Archetyp’s producers farm vineyards at an average 400 meters above sea level. Wood cites Weinhof Kobler, on Alto Adige-Südtirol’s Kalterersee, as a prime example. “The vineyards around that lake are at about 200-250 meters and scale up from there,” he explains. “It’s fascinating to be able to look at a wine made in Kaltern, a wine made 200 meters up the slope in Eppan, and another made another 300-400 meters up the slope at Metan. We want to show that range of influence of the terroir, those incredible differences from microclimate to microclimate.” 

Highlighting Alpine throughlines is another Archetyp mission. “Whether in Switzerland, France, or Italy, vineyards are typically on steep slopes and very small plots of land and they are 100% hand-tended, hand-harvested.” The concentration of multi-generational families and outsider start-ups links these regions, too. Wood points to Sabine David of Vulgo Ritter in the Kärnten region of southern Austria – best known for its 3,000-meter-high peaks and skiing – as exemplary of the growers and wines Archetyp is showcasing. “She’s a Quereinsteigerin, trained as a mechanical engineer, but got the wine bug, went back home to plant a ‘pilot’ plot on her grandmother’s land, then fully committed,” he explains. “She farms her three hectares herself and makes the wine, and she’s crushing it. Pun intended, but she’s probably the most awarded Carinthian winemaker today.”

Archetyp has been publishing an uncommonly informative and visually striking Instagram feed since mid-2022. “We see the opportunity to spread awareness of this region that very few people have had the opportunity to touch or taste,” Wood says. This has included features on winery architecture, which tends to the eye-popping in these regions, little-known grower associations, and glimpses behind the scenes at understudied engines of regional advancement such as local oenology schools.

Photo credit: Archetype Alpine

Dispelling myths is another big piece of this work. “I think the biggest misconception about Alpine wine is that it’s all white,” he says. The list of rare indigenous reds — from Cornalin to Mondeuse, Lagrein to Blauer Wildbacher — is surprisingly long. Wood and Graham to showcase these alongside the largely unknown cellarable side of Alpine wines. 

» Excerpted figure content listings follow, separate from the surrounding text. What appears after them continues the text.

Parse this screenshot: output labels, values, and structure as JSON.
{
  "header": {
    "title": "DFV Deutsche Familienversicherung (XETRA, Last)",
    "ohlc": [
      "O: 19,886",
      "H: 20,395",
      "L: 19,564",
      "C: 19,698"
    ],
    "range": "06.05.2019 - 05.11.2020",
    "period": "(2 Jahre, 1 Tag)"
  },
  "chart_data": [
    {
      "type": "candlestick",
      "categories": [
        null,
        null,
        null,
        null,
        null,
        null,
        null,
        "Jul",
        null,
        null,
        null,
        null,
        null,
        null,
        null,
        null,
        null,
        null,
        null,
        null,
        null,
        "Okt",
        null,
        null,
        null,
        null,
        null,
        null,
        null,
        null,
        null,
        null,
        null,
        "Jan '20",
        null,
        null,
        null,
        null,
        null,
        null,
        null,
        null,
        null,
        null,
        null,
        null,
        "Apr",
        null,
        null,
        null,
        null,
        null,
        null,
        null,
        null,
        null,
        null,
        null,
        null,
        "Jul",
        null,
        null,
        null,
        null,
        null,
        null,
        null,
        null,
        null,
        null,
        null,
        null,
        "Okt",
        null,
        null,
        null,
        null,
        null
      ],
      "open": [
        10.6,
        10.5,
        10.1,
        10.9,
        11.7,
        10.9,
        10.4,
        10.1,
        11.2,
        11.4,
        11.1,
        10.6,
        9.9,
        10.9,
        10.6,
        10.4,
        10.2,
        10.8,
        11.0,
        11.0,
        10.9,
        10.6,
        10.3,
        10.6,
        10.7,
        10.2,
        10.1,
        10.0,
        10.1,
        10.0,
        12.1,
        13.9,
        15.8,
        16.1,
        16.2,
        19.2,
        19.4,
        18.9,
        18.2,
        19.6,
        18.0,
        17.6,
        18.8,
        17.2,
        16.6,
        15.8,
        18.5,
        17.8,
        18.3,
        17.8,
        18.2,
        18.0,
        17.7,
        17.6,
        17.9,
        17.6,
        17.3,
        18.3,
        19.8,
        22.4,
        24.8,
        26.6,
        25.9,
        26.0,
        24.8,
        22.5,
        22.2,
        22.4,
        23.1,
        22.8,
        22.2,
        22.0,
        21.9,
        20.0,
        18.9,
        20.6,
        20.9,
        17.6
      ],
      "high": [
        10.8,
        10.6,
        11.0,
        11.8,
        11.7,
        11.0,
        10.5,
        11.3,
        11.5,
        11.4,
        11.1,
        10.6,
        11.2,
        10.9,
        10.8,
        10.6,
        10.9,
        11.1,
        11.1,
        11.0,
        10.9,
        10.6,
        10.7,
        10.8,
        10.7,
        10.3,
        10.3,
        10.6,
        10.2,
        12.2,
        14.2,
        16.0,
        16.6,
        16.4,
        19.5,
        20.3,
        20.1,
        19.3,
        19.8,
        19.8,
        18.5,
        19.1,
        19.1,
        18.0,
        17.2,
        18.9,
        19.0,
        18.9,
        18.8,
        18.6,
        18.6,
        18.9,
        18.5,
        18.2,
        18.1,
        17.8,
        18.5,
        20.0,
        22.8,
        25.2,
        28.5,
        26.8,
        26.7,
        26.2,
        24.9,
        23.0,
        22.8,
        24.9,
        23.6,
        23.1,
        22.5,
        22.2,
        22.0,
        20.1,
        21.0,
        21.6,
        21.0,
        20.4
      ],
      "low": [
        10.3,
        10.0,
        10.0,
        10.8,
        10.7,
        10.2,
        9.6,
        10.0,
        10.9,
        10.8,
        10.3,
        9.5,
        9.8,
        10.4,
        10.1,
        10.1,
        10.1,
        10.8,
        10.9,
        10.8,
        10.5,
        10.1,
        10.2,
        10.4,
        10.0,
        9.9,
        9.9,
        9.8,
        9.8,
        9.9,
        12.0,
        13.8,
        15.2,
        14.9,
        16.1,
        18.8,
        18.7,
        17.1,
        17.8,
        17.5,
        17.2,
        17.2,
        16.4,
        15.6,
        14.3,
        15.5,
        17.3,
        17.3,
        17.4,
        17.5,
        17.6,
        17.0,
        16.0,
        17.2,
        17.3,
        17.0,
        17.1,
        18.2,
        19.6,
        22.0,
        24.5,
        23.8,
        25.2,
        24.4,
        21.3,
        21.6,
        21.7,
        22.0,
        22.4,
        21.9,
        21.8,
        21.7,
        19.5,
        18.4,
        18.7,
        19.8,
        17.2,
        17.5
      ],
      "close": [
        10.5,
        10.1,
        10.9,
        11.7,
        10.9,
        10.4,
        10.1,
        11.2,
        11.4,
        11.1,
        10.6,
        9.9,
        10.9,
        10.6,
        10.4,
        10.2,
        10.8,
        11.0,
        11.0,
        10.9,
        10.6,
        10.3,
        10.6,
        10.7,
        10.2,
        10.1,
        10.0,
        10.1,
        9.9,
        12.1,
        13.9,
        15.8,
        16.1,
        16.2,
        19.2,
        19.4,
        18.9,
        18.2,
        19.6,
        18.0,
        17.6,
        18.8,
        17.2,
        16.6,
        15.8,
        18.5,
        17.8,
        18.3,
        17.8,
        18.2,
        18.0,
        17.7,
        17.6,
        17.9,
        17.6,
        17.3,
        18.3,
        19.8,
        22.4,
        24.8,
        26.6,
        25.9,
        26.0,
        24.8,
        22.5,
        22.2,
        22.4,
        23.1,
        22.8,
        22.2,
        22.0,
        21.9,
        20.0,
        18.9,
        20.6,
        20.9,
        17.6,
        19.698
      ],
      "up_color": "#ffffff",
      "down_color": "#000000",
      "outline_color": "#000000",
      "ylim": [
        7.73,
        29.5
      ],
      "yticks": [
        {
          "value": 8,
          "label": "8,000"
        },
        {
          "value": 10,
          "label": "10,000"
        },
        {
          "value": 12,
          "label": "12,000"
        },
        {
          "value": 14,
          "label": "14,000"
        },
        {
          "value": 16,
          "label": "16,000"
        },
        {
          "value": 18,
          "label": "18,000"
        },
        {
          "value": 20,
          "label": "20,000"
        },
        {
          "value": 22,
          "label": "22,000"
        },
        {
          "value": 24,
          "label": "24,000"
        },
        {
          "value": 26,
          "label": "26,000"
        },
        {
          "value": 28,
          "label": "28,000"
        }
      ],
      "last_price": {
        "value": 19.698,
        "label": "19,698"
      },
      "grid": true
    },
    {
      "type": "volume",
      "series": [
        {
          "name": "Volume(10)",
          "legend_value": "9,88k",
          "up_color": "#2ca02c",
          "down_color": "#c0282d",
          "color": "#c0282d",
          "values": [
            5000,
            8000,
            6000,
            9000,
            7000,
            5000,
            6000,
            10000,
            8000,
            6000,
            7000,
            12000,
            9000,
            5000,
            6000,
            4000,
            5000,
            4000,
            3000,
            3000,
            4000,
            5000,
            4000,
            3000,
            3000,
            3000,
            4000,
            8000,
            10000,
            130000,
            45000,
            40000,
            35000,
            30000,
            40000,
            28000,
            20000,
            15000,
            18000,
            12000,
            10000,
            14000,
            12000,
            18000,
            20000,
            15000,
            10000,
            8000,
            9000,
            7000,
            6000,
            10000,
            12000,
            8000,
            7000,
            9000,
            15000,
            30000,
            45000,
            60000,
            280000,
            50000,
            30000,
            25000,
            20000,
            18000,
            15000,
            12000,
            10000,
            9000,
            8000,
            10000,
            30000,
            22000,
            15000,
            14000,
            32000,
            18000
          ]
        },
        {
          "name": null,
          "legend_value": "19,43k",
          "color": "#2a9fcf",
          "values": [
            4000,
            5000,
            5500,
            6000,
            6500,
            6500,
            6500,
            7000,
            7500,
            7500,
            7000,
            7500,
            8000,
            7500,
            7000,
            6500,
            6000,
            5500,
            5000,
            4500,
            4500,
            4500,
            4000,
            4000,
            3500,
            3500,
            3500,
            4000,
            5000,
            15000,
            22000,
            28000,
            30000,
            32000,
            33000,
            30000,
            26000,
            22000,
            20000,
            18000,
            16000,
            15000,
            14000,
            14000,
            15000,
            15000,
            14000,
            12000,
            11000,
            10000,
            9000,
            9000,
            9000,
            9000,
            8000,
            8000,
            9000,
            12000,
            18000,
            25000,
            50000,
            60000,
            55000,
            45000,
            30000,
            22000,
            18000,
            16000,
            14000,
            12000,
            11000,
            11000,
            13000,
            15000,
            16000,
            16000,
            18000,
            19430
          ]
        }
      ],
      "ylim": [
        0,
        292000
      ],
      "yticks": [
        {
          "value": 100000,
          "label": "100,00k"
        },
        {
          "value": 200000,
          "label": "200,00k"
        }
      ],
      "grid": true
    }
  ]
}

Archetyp is also pioneering partnerships with oenology schools in the regions from which it sources its wines. “We’re actually co-producing wines under the Archetyp brand with viticultural schools in the region,” Wood explains. “Our Weißburgunder and Grauburgunder will be made with Silberberg” — Styria’s viticultural school. “Those will be our value-based daily drinking wines. But they carry the social mission of supporting the institutions that are raising the next generation of winemakers in these regions.” 
 

Wood looks to partner only with producers and wine schools that demonstrate open, progressive thinking. “Silberberg was one of the first schools we went to because they’ve converted a third of their production to organics and are, let’s say, biodynamic curious. If we can help support that mission, that’s going to make the fabric of Styria stronger for the future.”

Environmental responsibility is built into the Archteyp model. “One challenge I want to overcome is the environmental cost of importing bottles across the sea,” Wood says. “We’re offsetting 100% of our carbon footprint by specifically and mindfully investing in the very place we’re partnering with.” Among the projects Archetyp is supporting are two that work on forest conservation and protection of Alpine ecosystems: Bergwald Projekt in Switzerland and Nature Office, with its Austrian arm Oesterreich Plus

This approach fits smartly with younger consumers whose purchases are increasingly values-driven. “Alpine-curious Gen Z and millennials who are looking for wines that are environmentally conscious, diverse, and food-friendly and more traditional wine drinkers with a glut of reds in their cellars who aren’t aware of the incredible, cellar-worthy whites that are out there,” are the two groups Archetyp hopes most to convert to Alpinists.

The mountains are calling. Archetyp Alpine offers a new way to go.